Chloe spent her senior year at New Hope Academy. There, she was able to make new friends, attend her prom, and graduated as Salutatorian in 2012.

However, the cancer returned that August. Marie told Chloe to "go live your life." She did, and in the fall entered Camden County Community College in hopes of becoming a veterinarian assistant. 

Chloe had to drop out six weeks after starting college, however, because her cancer was not responding to treatment. Sadly, she died at age 18 on Dec. 29, 2012, at Children's Hospital of Philadelphia. “She was an old soul,” said Marie, whose older daughter, Madison, took many of Chloe's belongings to Guatemala and gave them to residents of the town where Chloe was born. 

A winding path

A native of Western Pennsylvania, Marie attended the University of West Virginia as a journalism/public relations major. She came to Philadelphia in 1981 to work at Brickman Industries, a commercial landscaping firm, living in Roxborough for 14 years and Ambler for three. 

With the help of a fellow employee from Brickman, Marie started a landscaping business, Detailed Environments, in 1991 and kept it going for 18 years. She then worked at Sosmetal Products in Port Richmond but left during the COVID-19 pandemic.

The genesis for Blooming Peace happened in 2009, when Marie was in the midst of her divorce proceedings, walking her dog in Center City. She said she was “looking up at the sky when a stranger came up to me and said, 'Did you make it home okay during the storm?' I had no idea what she meant, but then she said there was a job at the Broad Street Ministry. [Now called Broad Street Love, the nonprofit offers meals and social services to those living in deep poverty.] So, I went there and got a job. I started an art-as-therapy program and did that for two years. Then Chloe was diagnosed with cancer. 

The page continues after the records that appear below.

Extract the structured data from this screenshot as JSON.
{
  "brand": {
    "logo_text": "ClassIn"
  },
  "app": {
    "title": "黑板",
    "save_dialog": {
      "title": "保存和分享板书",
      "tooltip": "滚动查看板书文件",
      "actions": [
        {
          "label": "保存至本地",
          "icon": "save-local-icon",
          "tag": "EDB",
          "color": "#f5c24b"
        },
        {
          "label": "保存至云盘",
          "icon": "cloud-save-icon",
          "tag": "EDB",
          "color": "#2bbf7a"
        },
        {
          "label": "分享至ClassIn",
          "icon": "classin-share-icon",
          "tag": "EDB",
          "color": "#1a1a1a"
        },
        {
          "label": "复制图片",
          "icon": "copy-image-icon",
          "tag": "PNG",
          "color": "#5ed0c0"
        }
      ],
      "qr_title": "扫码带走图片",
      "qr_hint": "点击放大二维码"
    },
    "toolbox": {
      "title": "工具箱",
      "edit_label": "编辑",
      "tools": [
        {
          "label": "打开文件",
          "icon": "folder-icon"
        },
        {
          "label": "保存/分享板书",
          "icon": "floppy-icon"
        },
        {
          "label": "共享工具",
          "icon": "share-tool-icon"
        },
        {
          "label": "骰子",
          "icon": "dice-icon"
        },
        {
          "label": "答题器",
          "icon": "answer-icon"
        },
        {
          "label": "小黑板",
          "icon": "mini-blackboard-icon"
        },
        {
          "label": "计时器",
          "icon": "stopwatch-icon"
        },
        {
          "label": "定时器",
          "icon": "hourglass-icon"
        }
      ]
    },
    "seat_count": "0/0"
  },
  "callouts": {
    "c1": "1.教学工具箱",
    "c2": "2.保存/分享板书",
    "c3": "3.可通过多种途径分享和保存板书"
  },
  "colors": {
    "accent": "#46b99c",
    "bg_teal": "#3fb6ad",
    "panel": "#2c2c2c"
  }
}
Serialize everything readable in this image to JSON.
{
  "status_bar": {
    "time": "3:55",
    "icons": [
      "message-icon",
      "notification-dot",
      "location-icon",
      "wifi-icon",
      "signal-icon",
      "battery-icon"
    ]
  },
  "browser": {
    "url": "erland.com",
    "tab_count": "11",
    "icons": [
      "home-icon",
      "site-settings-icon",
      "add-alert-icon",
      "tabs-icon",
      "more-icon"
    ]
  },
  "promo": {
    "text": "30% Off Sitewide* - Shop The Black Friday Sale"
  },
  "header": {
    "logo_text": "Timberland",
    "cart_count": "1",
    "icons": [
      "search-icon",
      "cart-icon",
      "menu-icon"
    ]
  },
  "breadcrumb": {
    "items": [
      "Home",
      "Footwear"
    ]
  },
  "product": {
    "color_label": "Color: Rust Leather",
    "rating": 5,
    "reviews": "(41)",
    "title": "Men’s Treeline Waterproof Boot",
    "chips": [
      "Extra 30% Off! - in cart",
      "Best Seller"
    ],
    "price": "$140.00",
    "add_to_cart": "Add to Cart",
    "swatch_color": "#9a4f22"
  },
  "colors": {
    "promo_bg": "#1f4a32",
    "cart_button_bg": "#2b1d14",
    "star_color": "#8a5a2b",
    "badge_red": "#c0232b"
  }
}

“I started making art again as an adult,” she said. “I realized the mystical powers of healing it had. In 2014, I got a booklet with the name ‘Blooming Peace.’ I knew then what I was meant to do, to help people make peace with grief.”

Last fall Marie left a corporate job at Lansdale’s Beon Retirement to open Blooming Peace, a studio in a large room in one of the buildings on the 42-acre premises owned by St. Thomas Whitemarsh Church. She also volunteers to do art-as-therapy for unhoused people at Sunshine House, a Kensington nonprofit providing “trauma-informed care.”

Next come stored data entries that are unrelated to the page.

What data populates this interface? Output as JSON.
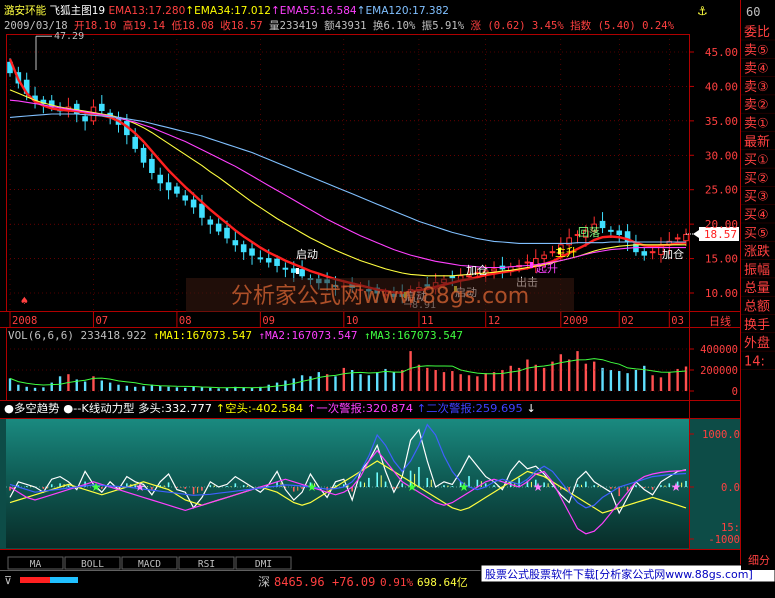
{
  "header": {
    "stock_name": "潞安环能",
    "indicator_name": "飞狐主图19",
    "ema_items": [
      {
        "label": "EMA13:17.280",
        "color": "#ff4040"
      },
      {
        "label": "EMA34:17.012",
        "color": "#ffff00"
      },
      {
        "label": "EMA55:16.584",
        "color": "#ff40ff"
      },
      {
        "label": "EMA120:17.382",
        "color": "#80c0ff"
      }
    ],
    "info_line": [
      {
        "text": "2009/03/18",
        "color": "#c0c0c0"
      },
      {
        "text": "开18.10",
        "color": "#ff4040"
      },
      {
        "text": "高19.14",
        "color": "#ff4040"
      },
      {
        "text": "低18.08",
        "color": "#ff4040"
      },
      {
        "text": "收18.57",
        "color": "#ff4040"
      },
      {
        "text": "量233419",
        "color": "#c0c0c0"
      },
      {
        "text": "额43931",
        "color": "#c0c0c0"
      },
      {
        "text": "换6.10%",
        "color": "#c0c0c0"
      },
      {
        "text": "振5.91%",
        "color": "#c0c0c0"
      },
      {
        "text": "涨 (0.62) 3.45%",
        "color": "#ff4040"
      },
      {
        "text": "指数 (5.40) 0.24%",
        "color": "#ff4040"
      }
    ]
  },
  "watermark": "分析家公式网www.88gs.com",
  "right_panel": {
    "top_number": "60",
    "items": [
      "委比",
      "卖⑤",
      "卖④",
      "卖③",
      "卖②",
      "卖①",
      "最新",
      "买①",
      "买②",
      "买③",
      "买④",
      "买⑤",
      "涨跌",
      "振幅",
      "总量",
      "总额",
      "换手",
      "外盘",
      "14:"
    ],
    "bottom_label": "细分"
  },
  "price_panel": {
    "y_labels": [
      "45.00",
      "40.00",
      "35.00",
      "30.00",
      "25.00",
      "20.00",
      "15.00",
      "10.00"
    ],
    "x_labels": [
      "2008",
      "07",
      "08",
      "09",
      "10",
      "11",
      "12",
      "2009",
      "02",
      "03"
    ],
    "period_label": "日线",
    "current_price": "18.57",
    "high_label": "47.29",
    "low_label": "8.91",
    "annotations": [
      {
        "text": "启动",
        "color": "#ffffff"
      },
      {
        "text": "启动",
        "color": "#ffffff"
      },
      {
        "text": "启动",
        "color": "#ffffff"
      },
      {
        "text": "加仓",
        "color": "#ffffff"
      },
      {
        "text": "出击",
        "color": "#ffffff"
      },
      {
        "text": "起升",
        "color": "#ff40ff"
      },
      {
        "text": "主升",
        "color": "#ffff00"
      },
      {
        "text": "回落",
        "color": "#80ff80"
      },
      {
        "text": "加仓",
        "color": "#ffffff"
      }
    ]
  },
  "volume_panel": {
    "header": [
      {
        "text": "VOL(6,6,6)",
        "color": "#c0c0c0"
      },
      {
        "text": "233418.922",
        "color": "#c0c0c0"
      },
      {
        "text": "↑MA1:167073.547",
        "color": "#ffff00"
      },
      {
        "text": "↑MA2:167073.547",
        "color": "#ff40ff"
      },
      {
        "text": "↑MA3:167073.547",
        "color": "#40ff40"
      }
    ],
    "y_labels": [
      "400000",
      "200000",
      "0"
    ]
  },
  "osc_panel": {
    "header": [
      {
        "text": "●多空趋势",
        "color": "#ffffff"
      },
      {
        "text": "●--K线动力型",
        "color": "#ffffff"
      },
      {
        "text": "多头:332.777",
        "color": "#ffffff"
      },
      {
        "text": "↑空头:-402.584",
        "color": "#ffff00"
      },
      {
        "text": "↑一次警报:320.874",
        "color": "#ff40ff"
      },
      {
        "text": "↑二次警报:259.695",
        "color": "#4040ff"
      },
      {
        "text": "↓",
        "color": "#ffffff"
      }
    ],
    "y_labels": [
      "1000.0",
      "0.0",
      "15:",
      "-1000"
    ]
  },
  "bottom_tabs": [
    "MA",
    "BOLL",
    "MACD",
    "RSI",
    "DMI"
  ],
  "status_bar": {
    "market": "深",
    "index_value": "8465.96",
    "index_change": "+76.09",
    "index_pct": "0.91%",
    "index_amount": "698.64亿",
    "ad_text": "股票公式股票软件下载[分析家公式网www.88gs.com]"
  },
  "chart_data": [
    {
      "type": "candlestick",
      "title": "潞安环能",
      "x_ticks": [
        "2008",
        "07",
        "08",
        "09",
        "10",
        "11",
        "12",
        "2009",
        "02",
        "03"
      ],
      "ylim": [
        8,
        48
      ],
      "y_ticks": [
        45,
        40,
        35,
        30,
        25,
        20,
        15,
        10
      ],
      "high_marker": 47.29,
      "low_marker": 8.91,
      "last_close": 18.57,
      "close_path": [
        42,
        40.5,
        39,
        38,
        37.5,
        37,
        36.5,
        37,
        36,
        35,
        37,
        36.5,
        35.5,
        34.5,
        33,
        31,
        29,
        27.5,
        26,
        25,
        24.5,
        23.5,
        22.5,
        21,
        20,
        19,
        18,
        17,
        16,
        15.5,
        15,
        14.5,
        14,
        13.5,
        13,
        12.5,
        12,
        11.5,
        11.5,
        11,
        11,
        10.8,
        10.5,
        10.3,
        10,
        9.8,
        9.5,
        9.5,
        10.5,
        10.8,
        11,
        11.5,
        12,
        12.2,
        12.5,
        12.5,
        13,
        13.2,
        13.5,
        13.5,
        13.8,
        14,
        14.5,
        15,
        15.5,
        16,
        17,
        18,
        18.5,
        19,
        20,
        19.5,
        19,
        18.5,
        17.5,
        16,
        15.5,
        16,
        17,
        17.5,
        18,
        18.5
      ],
      "series": [
        {
          "name": "EMA13",
          "color": "#ff2020",
          "values": [
            44,
            41,
            39,
            37.8,
            37.2,
            36.8,
            36.6,
            36.5,
            36.4,
            36.2,
            36,
            35.8,
            35.5,
            35,
            34.2,
            33.2,
            32,
            30.6,
            29.2,
            27.8,
            26.6,
            25.4,
            24.3,
            23.2,
            22.1,
            21.1,
            20.1,
            19.1,
            18.2,
            17.4,
            16.6,
            15.9,
            15.3,
            14.7,
            14.2,
            13.7,
            13.2,
            12.8,
            12.4,
            12,
            11.7,
            11.4,
            11.1,
            10.8,
            10.5,
            10.3,
            10.1,
            10,
            10.2,
            10.4,
            10.6,
            10.9,
            11.2,
            11.5,
            11.8,
            12,
            12.3,
            12.6,
            12.8,
            13,
            13.2,
            13.4,
            13.6,
            13.9,
            14.2,
            14.6,
            15.2,
            15.8,
            16.4,
            17,
            17.7,
            18.1,
            18.2,
            18.1,
            17.8,
            17.3,
            16.9,
            16.8,
            16.9,
            17,
            17.2,
            17.3
          ]
        },
        {
          "name": "EMA34",
          "color": "#ffff40",
          "values": [
            39.5,
            39,
            38.5,
            38,
            37.6,
            37.3,
            37,
            36.8,
            36.6,
            36.4,
            36.2,
            36,
            35.8,
            35.5,
            35.1,
            34.6,
            34,
            33.3,
            32.5,
            31.7,
            30.9,
            30.1,
            29.3,
            28.5,
            27.6,
            26.8,
            25.9,
            25,
            24.1,
            23.2,
            22.4,
            21.6,
            20.8,
            20.1,
            19.4,
            18.7,
            18,
            17.4,
            16.8,
            16.2,
            15.7,
            15.2,
            14.7,
            14.3,
            13.9,
            13.5,
            13.2,
            12.9,
            12.7,
            12.6,
            12.5,
            12.5,
            12.5,
            12.5,
            12.6,
            12.7,
            12.8,
            12.9,
            13,
            13.2,
            13.3,
            13.5,
            13.7,
            13.9,
            14.1,
            14.4,
            14.7,
            15,
            15.3,
            15.7,
            16.1,
            16.4,
            16.6,
            16.8,
            16.9,
            17,
            17,
            17,
            17,
            17,
            17,
            17
          ]
        },
        {
          "name": "EMA55",
          "color": "#ff40ff",
          "values": [
            38,
            37.9,
            37.7,
            37.5,
            37.3,
            37.1,
            36.9,
            36.7,
            36.5,
            36.3,
            36.1,
            35.9,
            35.7,
            35.4,
            35.1,
            34.8,
            34.4,
            34,
            33.5,
            33,
            32.5,
            32,
            31.4,
            30.8,
            30.2,
            29.6,
            29,
            28.4,
            27.7,
            27,
            26.3,
            25.6,
            24.9,
            24.2,
            23.5,
            22.8,
            22.1,
            21.4,
            20.7,
            20.1,
            19.5,
            18.9,
            18.3,
            17.8,
            17.3,
            16.8,
            16.3,
            15.9,
            15.5,
            15.2,
            14.9,
            14.6,
            14.4,
            14.2,
            14,
            13.9,
            13.8,
            13.7,
            13.7,
            13.7,
            13.8,
            13.9,
            14,
            14.1,
            14.3,
            14.5,
            14.7,
            15,
            15.3,
            15.6,
            15.9,
            16.1,
            16.3,
            16.4,
            16.5,
            16.6,
            16.6,
            16.6,
            16.6,
            16.6,
            16.6,
            16.6
          ]
        },
        {
          "name": "EMA120",
          "color": "#80c0ff",
          "values": [
            35.5,
            35.6,
            35.7,
            35.8,
            35.9,
            36,
            36,
            36,
            36,
            35.9,
            35.8,
            35.7,
            35.6,
            35.5,
            35.3,
            35.1,
            34.9,
            34.6,
            34.3,
            34,
            33.7,
            33.4,
            33.1,
            32.8,
            32.4,
            32,
            31.6,
            31.2,
            30.8,
            30.4,
            29.9,
            29.4,
            28.9,
            28.4,
            27.9,
            27.4,
            26.9,
            26.4,
            25.9,
            25.4,
            24.9,
            24.4,
            23.9,
            23.4,
            22.9,
            22.4,
            21.9,
            21.4,
            20.9,
            20.4,
            20,
            19.6,
            19.2,
            18.8,
            18.5,
            18.2,
            17.9,
            17.7,
            17.5,
            17.4,
            17.3,
            17.2,
            17.2,
            17.2,
            17.2,
            17.2,
            17.2,
            17.2,
            17.3,
            17.3,
            17.3,
            17.3,
            17.4,
            17.4,
            17.4,
            17.4,
            17.4,
            17.4,
            17.4,
            17.4,
            17.4,
            17.4
          ]
        }
      ]
    },
    {
      "type": "bar",
      "title": "VOL(6,6,6)",
      "ylim": [
        0,
        480000
      ],
      "y_ticks": [
        400000,
        200000,
        0
      ],
      "values": [
        120000,
        60000,
        40000,
        30000,
        35000,
        80000,
        140000,
        160000,
        110000,
        90000,
        140000,
        100000,
        80000,
        60000,
        50000,
        40000,
        45000,
        60000,
        50000,
        40000,
        35000,
        30000,
        40000,
        35000,
        30000,
        25000,
        30000,
        40000,
        35000,
        30000,
        40000,
        60000,
        80000,
        100000,
        120000,
        150000,
        140000,
        180000,
        160000,
        140000,
        220000,
        200000,
        160000,
        150000,
        180000,
        210000,
        180000,
        200000,
        380000,
        250000,
        220000,
        200000,
        180000,
        190000,
        160000,
        150000,
        140000,
        170000,
        180000,
        200000,
        240000,
        220000,
        300000,
        250000,
        220000,
        280000,
        350000,
        300000,
        380000,
        260000,
        280000,
        220000,
        200000,
        190000,
        170000,
        200000,
        240000,
        150000,
        130000,
        180000,
        210000,
        233419
      ]
    },
    {
      "type": "line",
      "title": "多空趋势 K线动力型",
      "ylim": [
        -1300,
        1300
      ],
      "y_ticks": [
        1000,
        0,
        -1000
      ],
      "series": [
        {
          "name": "多头",
          "color": "#ffffff",
          "values": [
            -200,
            100,
            50,
            0,
            -100,
            150,
            200,
            100,
            -50,
            300,
            50,
            -100,
            100,
            -50,
            200,
            100,
            50,
            -150,
            100,
            250,
            -50,
            -100,
            -400,
            -200,
            100,
            0,
            50,
            200,
            100,
            0,
            -100,
            50,
            300,
            -50,
            -250,
            -100,
            250,
            0,
            -200,
            100,
            150,
            -250,
            300,
            500,
            800,
            300,
            -100,
            200,
            900,
            1100,
            500,
            0,
            100,
            50,
            300,
            600,
            400,
            200,
            100,
            -50,
            300,
            500,
            350,
            400,
            250,
            50,
            -150,
            -300,
            150,
            300,
            100,
            0,
            -100,
            -500,
            -200,
            100,
            -50,
            -150,
            100,
            200,
            300,
            332
          ]
        },
        {
          "name": "空头",
          "color": "#ffff40",
          "values": [
            -300,
            -250,
            -200,
            -150,
            -100,
            -50,
            0,
            50,
            0,
            -50,
            -100,
            -150,
            -100,
            -50,
            0,
            50,
            100,
            50,
            0,
            -50,
            -150,
            -250,
            -300,
            -350,
            -300,
            -250,
            -200,
            -150,
            -100,
            -50,
            0,
            -50,
            -100,
            -200,
            -300,
            -350,
            -300,
            -200,
            -100,
            0,
            100,
            200,
            300,
            400,
            500,
            400,
            300,
            200,
            100,
            0,
            -100,
            -200,
            -300,
            -400,
            -450,
            -400,
            -300,
            -200,
            -100,
            0,
            100,
            200,
            300,
            250,
            200,
            100,
            0,
            -100,
            -200,
            -300,
            -400,
            -500,
            -450,
            -400,
            -350,
            -300,
            -250,
            -200,
            -250,
            -300,
            -350,
            -402
          ]
        },
        {
          "name": "一次警报",
          "color": "#ff40ff",
          "values": [
            0,
            -100,
            -200,
            -250,
            -200,
            -150,
            -100,
            -50,
            0,
            50,
            100,
            50,
            0,
            -50,
            -100,
            -150,
            -200,
            -250,
            -300,
            -350,
            -400,
            -450,
            -400,
            -350,
            -300,
            -250,
            -200,
            -150,
            -100,
            -50,
            0,
            50,
            100,
            150,
            100,
            50,
            0,
            -50,
            -100,
            -150,
            -100,
            0,
            200,
            500,
            700,
            500,
            300,
            100,
            0,
            -100,
            -200,
            -300,
            -350,
            -300,
            -200,
            -100,
            0,
            100,
            150,
            100,
            50,
            0,
            100,
            250,
            300,
            100,
            -200,
            -500,
            -800,
            -900,
            -850,
            -700,
            -500,
            -300,
            -100,
            100,
            200,
            250,
            280,
            300,
            310,
            320
          ]
        },
        {
          "name": "二次警报",
          "color": "#4060ff",
          "values": [
            50,
            0,
            -50,
            -100,
            -80,
            -60,
            -40,
            -20,
            0,
            20,
            40,
            30,
            20,
            10,
            0,
            -20,
            -40,
            -60,
            -80,
            -100,
            -120,
            -140,
            -160,
            -150,
            -140,
            -120,
            -100,
            -80,
            -60,
            -40,
            -20,
            0,
            20,
            40,
            30,
            20,
            0,
            -20,
            -40,
            -30,
            0,
            100,
            300,
            600,
            1000,
            800,
            500,
            300,
            500,
            800,
            1200,
            1000,
            600,
            300,
            100,
            0,
            -50,
            0,
            100,
            150,
            100,
            50,
            150,
            300,
            400,
            300,
            100,
            -100,
            -300,
            -400,
            -350,
            -200,
            -100,
            0,
            50,
            100,
            150,
            200,
            220,
            240,
            250,
            260
          ]
        }
      ]
    }
  ]
}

Marie said, “I've always been sensitive to people suffering. It is my calling to try to alleviate that. Many addicts have unresolved grief issues. I teach people how to heal themselves using creativity. I know how making art helped me to heal. I have PTSD. I just pick up stuff off the ground and make art out of it.”

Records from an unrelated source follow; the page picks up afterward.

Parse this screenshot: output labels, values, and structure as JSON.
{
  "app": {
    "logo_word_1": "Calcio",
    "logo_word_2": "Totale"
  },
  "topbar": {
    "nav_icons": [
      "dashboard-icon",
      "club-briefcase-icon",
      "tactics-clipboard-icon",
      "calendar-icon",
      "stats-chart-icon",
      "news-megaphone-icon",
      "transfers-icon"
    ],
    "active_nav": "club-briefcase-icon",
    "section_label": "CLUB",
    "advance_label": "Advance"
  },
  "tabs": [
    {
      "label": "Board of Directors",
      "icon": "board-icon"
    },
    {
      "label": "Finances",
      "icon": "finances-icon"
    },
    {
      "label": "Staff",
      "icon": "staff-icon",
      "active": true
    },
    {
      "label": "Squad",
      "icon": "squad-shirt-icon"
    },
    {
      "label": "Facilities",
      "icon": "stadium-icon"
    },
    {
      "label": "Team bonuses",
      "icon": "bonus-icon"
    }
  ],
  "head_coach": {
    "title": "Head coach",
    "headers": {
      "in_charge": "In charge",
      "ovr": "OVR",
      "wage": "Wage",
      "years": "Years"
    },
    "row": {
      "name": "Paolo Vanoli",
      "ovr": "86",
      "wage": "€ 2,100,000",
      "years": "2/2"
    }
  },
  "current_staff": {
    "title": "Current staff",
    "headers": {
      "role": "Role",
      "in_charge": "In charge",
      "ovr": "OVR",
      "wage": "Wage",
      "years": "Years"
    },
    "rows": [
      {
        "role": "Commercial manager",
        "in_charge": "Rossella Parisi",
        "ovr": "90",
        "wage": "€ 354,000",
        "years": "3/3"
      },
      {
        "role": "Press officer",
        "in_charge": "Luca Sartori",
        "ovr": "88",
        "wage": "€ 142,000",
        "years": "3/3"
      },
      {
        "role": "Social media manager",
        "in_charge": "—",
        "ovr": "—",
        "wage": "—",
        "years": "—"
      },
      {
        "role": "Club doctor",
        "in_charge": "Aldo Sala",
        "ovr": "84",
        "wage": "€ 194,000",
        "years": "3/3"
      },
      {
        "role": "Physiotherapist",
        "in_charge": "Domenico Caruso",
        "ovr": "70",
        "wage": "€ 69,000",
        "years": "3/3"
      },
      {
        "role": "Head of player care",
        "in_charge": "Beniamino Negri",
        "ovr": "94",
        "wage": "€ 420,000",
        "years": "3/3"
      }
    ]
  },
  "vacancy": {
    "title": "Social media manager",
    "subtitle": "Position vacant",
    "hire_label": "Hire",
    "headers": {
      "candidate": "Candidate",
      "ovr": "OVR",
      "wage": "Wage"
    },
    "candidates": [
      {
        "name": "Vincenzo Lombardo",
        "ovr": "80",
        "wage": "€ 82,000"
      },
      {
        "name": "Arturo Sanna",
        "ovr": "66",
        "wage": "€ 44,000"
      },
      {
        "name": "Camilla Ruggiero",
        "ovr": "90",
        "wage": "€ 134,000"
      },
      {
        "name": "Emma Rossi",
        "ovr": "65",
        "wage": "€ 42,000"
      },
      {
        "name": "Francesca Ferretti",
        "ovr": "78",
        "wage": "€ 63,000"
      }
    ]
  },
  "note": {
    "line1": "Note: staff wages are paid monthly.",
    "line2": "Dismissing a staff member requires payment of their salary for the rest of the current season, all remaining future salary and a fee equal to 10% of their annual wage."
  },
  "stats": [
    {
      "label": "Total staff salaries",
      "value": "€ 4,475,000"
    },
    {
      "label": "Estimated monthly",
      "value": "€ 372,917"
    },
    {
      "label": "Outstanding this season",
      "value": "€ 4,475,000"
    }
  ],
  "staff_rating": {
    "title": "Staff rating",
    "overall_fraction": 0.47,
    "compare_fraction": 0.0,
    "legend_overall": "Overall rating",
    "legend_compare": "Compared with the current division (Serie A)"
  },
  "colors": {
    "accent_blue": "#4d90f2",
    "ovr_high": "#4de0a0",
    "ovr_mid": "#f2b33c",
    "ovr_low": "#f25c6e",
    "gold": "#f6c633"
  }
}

Marie attended workshops about grief and read “The Art of Loss, Love and Peace,” by the late Melody Beattie. “Even joy has grief,” she said. “For example, you graduate from school, which is joyful, but many friends go their own way, which is sad. Grief and love are two sides of the same coin. I consider myself a grief companion, a creative 'grief-ologist.' People want to talk and share. When you see art, you can see things in a way that maybe words cannot. You get people in touch with nature. You find out who you have not yet become.”